The only other thought I have is to disable the error email generation all together and only send errors in the catch block when appropriate. My concern here is that there is no fail safe. If something happens that the developer did not expect, then no email will be sent. I would prefer to send emails by default, but give the developer the ability to supress known conditions.

How are other people handling these situations? We have 20+ IS’s in production not counting the HA and DR sites with hundreds of flows. The current flows are generating thousands of emails a day making it nearly impossible to support the real issues.[/size]

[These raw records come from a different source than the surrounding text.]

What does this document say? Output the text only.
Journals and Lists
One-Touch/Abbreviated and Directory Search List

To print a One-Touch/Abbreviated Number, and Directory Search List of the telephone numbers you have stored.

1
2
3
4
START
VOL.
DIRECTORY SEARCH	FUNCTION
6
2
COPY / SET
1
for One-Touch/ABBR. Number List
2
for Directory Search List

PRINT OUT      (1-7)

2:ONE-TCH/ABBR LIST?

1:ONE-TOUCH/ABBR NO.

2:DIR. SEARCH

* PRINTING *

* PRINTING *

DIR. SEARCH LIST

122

We disabled our admin service error alerting. It provided no value except to test the capacity of our Exchange system. :smiley:

Your catch block should catch errors you are concerned about both runtime and service exceptions. You should probably also look at how you are monitoring your integrations for success and failure (easier said than done). Depending on the error handling including the buillt in service admin notification doesn’t always tell you the health of your integrations. For example if things are hung or not flowing, there may not be any errors being generated.

We have not had any issues with it disabled. Disclaimer: But you should make sure you are catching the right things before doing this.

Our service error email alerts are turned on, but the scale of our operation is much smaller than yours and it hasn’t caused us a problem (yet). Perhaps this KB from Advantage about event handlers and subscribing to events would be of interest to you: [url]https://advantage.webmethods.com/advantage?targChanId=kb_home&oid=1612242885[/url]

HTH,

Tim

Thanks for the quick replies. I am leary of disabling the emails because there could be valid error items coming through. Perhaps the best thing to do is to use the event manager described in the KB above. Then we can programatically filter out the ones that we don’t want to report on before sending out emails with the smtp service. Once we have that set up, we can disable the automated error emails relying upon our error handling service to filter things appropriately.

You can do some steps to reduce email notifications:

  1. Mechanism to send one error mail if same error occurs multiple times in a span of say 5 mins
  2. Count of errors which are unknown can be put in db and can be given a unique number (say "Adapter error ADAX.X.X occurs everytime you do some opertation, give an ID to this error and update count)
  3. After a period of time (say 3 months), review unknown erros which have high count and if there is a solution then move those errors to known error list and attach a solution to be send with error mail

Hope this helps.

Regards,
Sumit

adkinsjd,

My one-cent contribution: does your getLastError`s output has a “pipeline” in its output? This pipeline usually contains the context pipeline at the moment the error was thrown. You may have some insight from there.

Another dime here: regarding the exit flow: you can use a java service to throw a ServiceException (with a custom message) in any place to take a snapshot of the pipeline’s contents. And this can give you a further insight of how to handle the errors.

Another cent makes three: you are in danger of loosing performance by making uber-complex services. I have yet to run into an exception that was not caught by the basic try-catch flow and for which the pub.flow:getLastError could not return me sufficient information. As redbrick mentioned, the pipeline variable in the lastError data but also the nestedError structure should provide all you would need.

Do you have any specific exceptions you have found not to be handled by the basic try-catch? Can you post an example?

Chris

Any good place where error handling is documented?